À neuf ans, j’avais les cheveux courts et des lunettes en plastique rose avec motifs de clefs de sol dorées sur les branches. Je passais tout mon temps à lire dans ma chambre ou écouter des épisodes de Lady Oscar en m’imaginant être à sa place. Je comprends mes parents d’avoir voulu ajouter un peu d’action à leur vie de famille. ..
Mon frère vient tout juste d’avoir dix-huit ans. D’une certaine façon, c’est le rebelle de la famille : contrairement à ma sœur et à moi, il a décidé de rompre avec la tradition familiale (étudier de la maternelle à la fin du Cégep au même collège d’Outremont) en invoquant une incompatibilité de valeurs avec celles prônées par l’établissement. Par ‘’valeurs’’, il sous-entendait respect, discipline, rigueur…
Il étudie maintenant au Cégep Saint-Laurent (quand il y va…), se passionne pour l’histoire des guerres puniques et de la stratégie militaire et s’entraîne tous les jours grâce à son nouveau bench fraîchement installé dans sa chambre.
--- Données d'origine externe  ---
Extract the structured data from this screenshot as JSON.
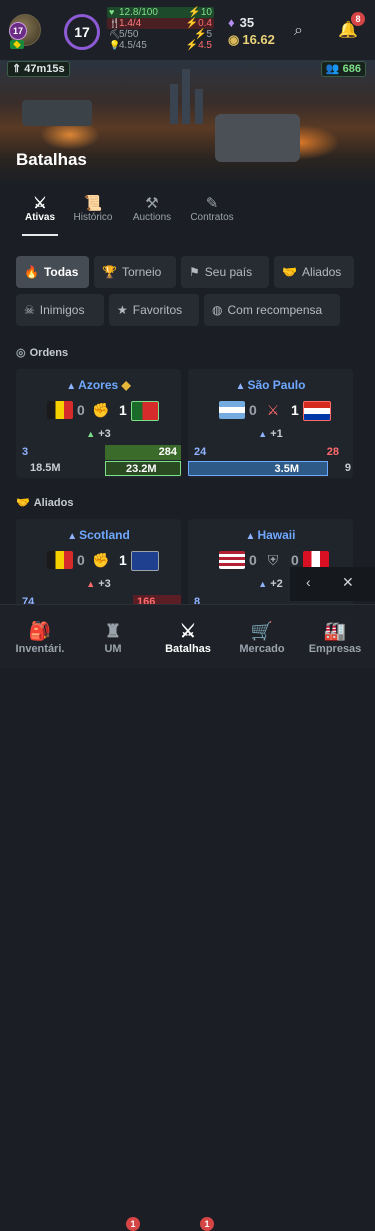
{
  "header": {
    "player_level": "17",
    "level": "17",
    "stats": [
      {
        "left": "12.8/100",
        "right": "10"
      },
      {
        "left": "1.4/4",
        "right": "0.4"
      },
      {
        "left": "5/50",
        "right": "5"
      },
      {
        "left": "4.5/45",
        "right": "4.5"
      }
    ],
    "gems": "35",
    "coins": "16.62",
    "notifications": "8",
    "timer": "47m15s",
    "online": "686"
  },
  "hero": {
    "title": "Batalhas"
  },
  "tabs": [
    {
      "label": "Ativas"
    },
    {
      "label": "Histórico"
    },
    {
      "label": "Auctions"
    },
    {
      "label": "Contratos"
    }
  ],
  "filters": [
    {
      "label": "Todas"
    },
    {
      "label": "Torneio"
    },
    {
      "label": "Seu país"
    },
    {
      "label": "Aliados"
    },
    {
      "label": "Inimigos"
    },
    {
      "label": "Favoritos"
    },
    {
      "label": "Com recompensa"
    }
  ],
  "sections": {
    "orders": "Ordens",
    "allies": "Aliados"
  },
  "battles": [
    {
      "name": "Azores",
      "left_score": "0",
      "right_score": "1",
      "bonus": "+3",
      "left_count": "3",
      "right_count": "284",
      "left_damage": "18.5M",
      "right_damage": "23.2M"
    },
    {
      "name": "São Paulo",
      "left_score": "0",
      "right_score": "1",
      "bonus": "+1",
      "left_count": "24",
      "right_count": "28",
      "left_damage": "3.5M",
      "right_damage": "9"
    },
    {
      "name": "Scotland",
      "left_score": "0",
      "right_score": "1",
      "bonus": "+3",
      "left_count": "74",
      "right_count": "166"
    },
    {
      "name": "Hawaii",
      "left_score": "0",
      "right_score": "0",
      "bonus": "+2",
      "left_count": "8",
      "right_count": ""
    }
  ],
  "nav": [
    {
      "label": "Inventári."
    },
    {
      "label": "UM",
      "badge": "1"
    },
    {
      "label": "Batalhas",
      "badge": "1"
    },
    {
      "label": "Mercado"
    },
    {
      "label": "Empresas"
    }
  ],
  "colors": {
    "accent": "#6fa8ff",
    "green": "#7fe08a",
    "red": "#ff6b6b",
    "purple": "#8e5bd6"
  }
}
Lo a une blonde depuis un an, une belle fille brillante qui m’appelle pour que je lui conseille des livres ou que je l’aide à comprendre les comportements parfois erratiques de mon nonchalant de frère. C’est qu’il a hérité de la langue bien pendue des Gendreau-Lynch, fait preuve d’une insolence qui peut s’avérer fatale et est fan du CH au point de trouer le mur de sa chambre lorsque l’équipe perd lamentablement.
Mon père résume le tout en disant que Lo a un problème de gestion de sa colère. Ça nous fait sourire…
J’adore mon frère. Même lorsqu’il m’enrage en préférant jouer à NHL plutôt que d’aller en cours, même lorsqu’il engouffre goulûment tout ce que je cuisine et me laisse sa vaisselle sale sur le comptoir sans un ‘’merci’’, même lorsqu’il quitte la pièce pour se réfugier dans sa chambre au beau milieu d’une conversation, même lorsqu’il fait semblant d’écouter mes sages conseils visant à lui épargner la colère de mes parents en me regardant comme si j’étais une demeurée profonde.
J’adore mon frère, son impertinence qui me fait rire à tout coup, ses imitations parfaites de mon père, sa propension à vouloir battre tous les garçons qui s’approchent de ma sœur et tous ceux qui m’ont fait pleurer.
J’admire son insoumission aux conventions familiales, mon frère place son bonheur bien au-dessus des traditions, je ne faisais pas preuve d’autant de guts à son âge…
Ma sœur va avoir quinze ans dans trois semaines et correspond au profil type du dernier de famille. Elle fait du théâtre, est populaire auprès des garçons (beaucoup d’appelés, peu d’élus), sort toutes les fins de semaine (lire : va boire de la vodka au goulot et fumer des petits cigares aux fruits dans le sous-sol d’un gars du Collège Marie-de-France), passe ses soirées au téléphone avec ses amies (qu’elle surnomme affectueusement ‘’pétasses’’ et ‘’salopes’’) et prend dix mille photos d’elle dans autant de tenues American Apparel avant de les poster sur facebook.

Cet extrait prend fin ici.